Il est l’une des plus grandes figures du cinéma sud-coréen. Le réalisateur Park Chan-wook a été nommé président du jury de la 79ᵉ édition du Festival de Cannes. Le cinéaste de 62 ans, accompagné de son jury, désignera la prochaine Palme d’or lors d’une cérémonie qui se déroulera du 12 au 23 mai 2026. « Park Chan-wook et son jury désigneront la Palme d’or 2026, qui succédera à celle de l’Iranien Jafar Panahi, remise l’an dernier par Juliette Binoche à Un simple accident », a déclaré dans un communiqué le festival de Cannes. L’actrice française avait présidé le jury composé de 9 professionnels qui doit impérativement être issu du milieu du cinéma et de l’art, parmi lesquels se trouvaient notamment la comédienne américaine Halle Berry, la journaliste et écrivaine française Leila Slimani ou encore l’acteur américain Jeremy Strong.
L’année précédente, en 2024, c’était la réalisatrice américaine Greta Gerwig qui présidait le jury. C’est la première fois que le festival culturel le plus médiatisé au monde choisit un cinéaste sud-coréen pour présider les jurés. Une initiative du festival de Cannes qui permet d’ouvrir davantage la porte au cinéma coréen et international. Park Chan-wook a réalisé douze longs-métrages depuis les années 1990. Le réalisateur est notamment connu pour aborder des sujets liés à la vengeance, à la violence, aux injustices et à la société sud-coréenne.
Une volonté de rassembler autour du cinéma
Le cinéaste sud-coréen a souhaité partager son enthousiasme dans le communiqué : « Je suis impatient de vivre cette double captivité volontaire avec les membres du jury », avant d’ajouter qu’« en cette époque de haine et de division, je crois que le simple fait de se rassembler dans une salle de cinéma pour regarder un film en même temps, en synchronisant nos respirations et nos battements de cœur, permet de créer de la solidarité, émouvante et universelle ». Le réalisateur au succès mondial et à la croisée des genres est avant tout « celui de toutes les audaces : scénaristiques, stylistiques, morales », a rappelé le festival. Park Chan-wook s’est particulièrement fait connaître à l’international avec son thriller d’action Old Boy, qui a été sacré Grand Prix du jury à Cannes en 2004. Le film adapté d’un manga culte marque aussi l’identité même du cinéma sud-coréen, qui aborde souvent les inégalités sociales. Le film se veut sanglant et sombre avec comme fil conducteur les questions autour de la vengeance.

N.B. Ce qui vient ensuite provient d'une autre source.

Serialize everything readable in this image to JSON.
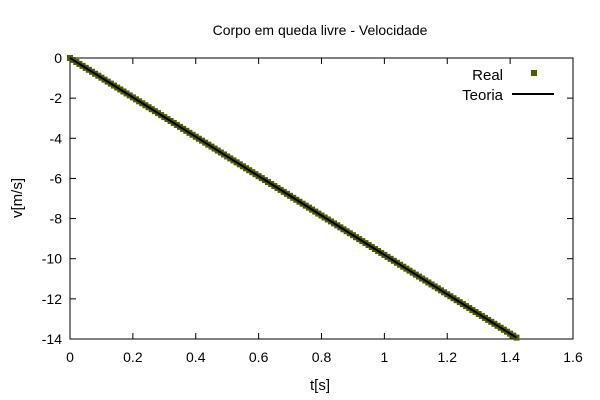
{
  "chart_data": {
    "type": "scatter",
    "title": "Corpo em queda livre - Velocidade",
    "xlabel": "t[s]",
    "ylabel": "v[m/s]",
    "xlim": [
      0,
      1.6
    ],
    "ylim": [
      -14,
      0
    ],
    "x_ticks": [
      "0",
      "0.2",
      "0.4",
      "0.6",
      "0.8",
      "1",
      "1.2",
      "1.4",
      "1.6"
    ],
    "y_ticks": [
      "0",
      "-2",
      "-4",
      "-6",
      "-8",
      "-10",
      "-12",
      "-14"
    ],
    "grid": false,
    "legend_position": "top-right",
    "series": [
      {
        "name": "Real",
        "kind": "points",
        "marker": "square",
        "color": "#4d5a00",
        "x_start": 0,
        "x_end": 1.42,
        "x_step": 0.01,
        "slope": -9.81,
        "intercept": 0
      },
      {
        "name": "Teoria",
        "kind": "line",
        "color": "#000000",
        "x": [
          0,
          1.42
        ],
        "y": [
          0,
          -13.93
        ]
      }
    ]
  }
}
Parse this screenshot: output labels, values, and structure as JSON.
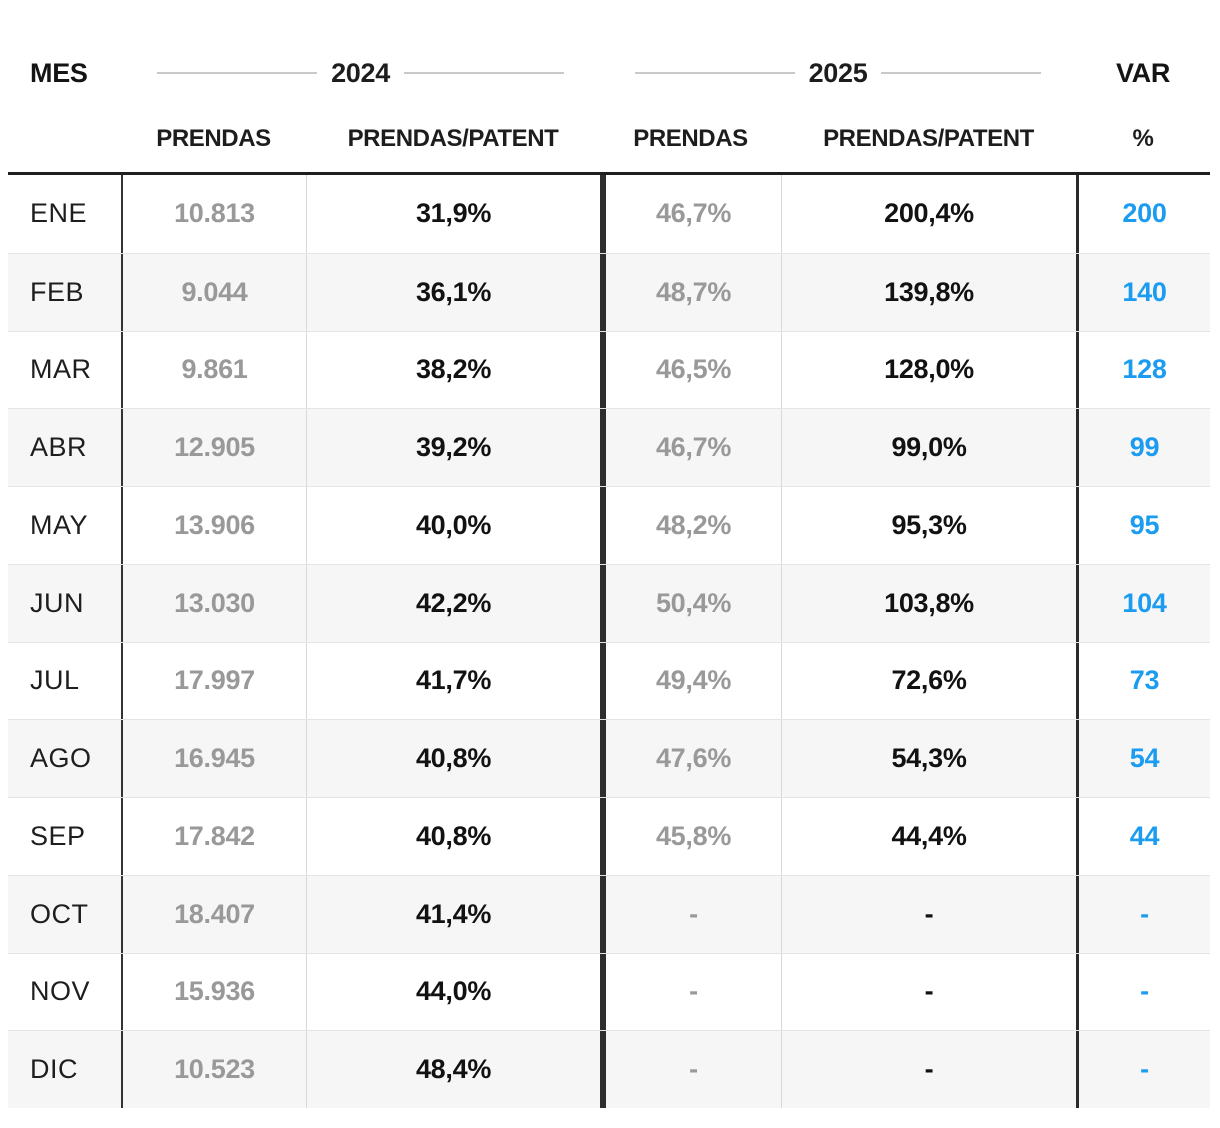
{
  "colors": {
    "accent_blue": "#1b9cf0",
    "muted_gray": "#999999",
    "text_black": "#121212",
    "zebra_row": "#f6f6f6",
    "border_dark": "#2e2e2e",
    "border_light": "#d9d9d9",
    "header_rule_gray": "#c9c9c9"
  },
  "chart_data": {
    "type": "table",
    "header": {
      "mes": "MES",
      "group_2024": "2024",
      "group_2025": "2025",
      "var": "VAR",
      "sub_prendas_2024": "PRENDAS",
      "sub_patent_2024": "PRENDAS/PATENT",
      "sub_prendas_2025": "PRENDAS",
      "sub_patent_2025": "PRENDAS/PATENT",
      "sub_pct": "%"
    },
    "columns": [
      "MES",
      "PRENDAS",
      "PRENDAS/PATENT",
      "PRENDAS",
      "PRENDAS/PATENT",
      "VAR %"
    ],
    "column_groups": [
      {
        "label": "2024",
        "span": 2
      },
      {
        "label": "2025",
        "span": 2
      }
    ],
    "rows": [
      [
        "ENE",
        "10.813",
        "31,9%",
        "46,7%",
        "200,4%",
        "200"
      ],
      [
        "FEB",
        "9.044",
        "36,1%",
        "48,7%",
        "139,8%",
        "140"
      ],
      [
        "MAR",
        "9.861",
        "38,2%",
        "46,5%",
        "128,0%",
        "128"
      ],
      [
        "ABR",
        "12.905",
        "39,2%",
        "46,7%",
        "99,0%",
        "99"
      ],
      [
        "MAY",
        "13.906",
        "40,0%",
        "48,2%",
        "95,3%",
        "95"
      ],
      [
        "JUN",
        "13.030",
        "42,2%",
        "50,4%",
        "103,8%",
        "104"
      ],
      [
        "JUL",
        "17.997",
        "41,7%",
        "49,4%",
        "72,6%",
        "73"
      ],
      [
        "AGO",
        "16.945",
        "40,8%",
        "47,6%",
        "54,3%",
        "54"
      ],
      [
        "SEP",
        "17.842",
        "40,8%",
        "45,8%",
        "44,4%",
        "44"
      ],
      [
        "OCT",
        "18.407",
        "41,4%",
        "-",
        "-",
        "-"
      ],
      [
        "NOV",
        "15.936",
        "44,0%",
        "-",
        "-",
        "-"
      ],
      [
        "DIC",
        "10.523",
        "48,4%",
        "-",
        "-",
        "-"
      ]
    ]
  }
}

L’occasion de faire rayonner la culture sud-coréenne
Deux autres de ses films ont également pu bénéficier d’un prix sur la Croisette. C’est le cas de la romance Thirst, ceci est mon sang, qui a aussi reçu le prix du jury en 2009, ainsi que du drame Decision to Leave, un polar considéré par les critiques comme étant d’un romantisme noir et qui est en partie inspiré par Vertigo, d’Alfred Hitchcock. Il a remporté le prix de la mise en scène du Festival de Cannes en 2022. Son dernier film sorti en 2025, Aucun autre choix, est adapté du roman Le Couperet de Donald Westlake. Le drame social, qui est aussi profondément comique, raconte l’histoire d’un homme au chômage prêt à tout pour obtenir un emploi.
Les œuvres du cinéaste de renom permettent de faire rayonner la culture sud-coréenne à l’échelle mondiale. Il a permis d’une certaine façon d’ouvrir la voie à d’autres œuvres sud-coréennes comme la Palme d’or de 2019, Parasite, réalisé par Bong Joon-ho, qui a obtenu l’Oscar du meilleur film en 2020. Le film d’animation nommé dans les plus grandes cérémonies de cinéma dans le monde cette année, la création Netflix K-Pop Demon Hunters, connaît un succès immense auprès des jeunes générations. La série Netflix Squid Game a connu le meilleur démarrage de l’histoire de la plateforme avec un total de 111 millions de visionnages en 27 jours en 2021. Les groupes stars de la K-Pop tels que le groupe BTS ou encore Blackpink s’inscrivent dans une renommée mondiale de la culture contemporaine du pays.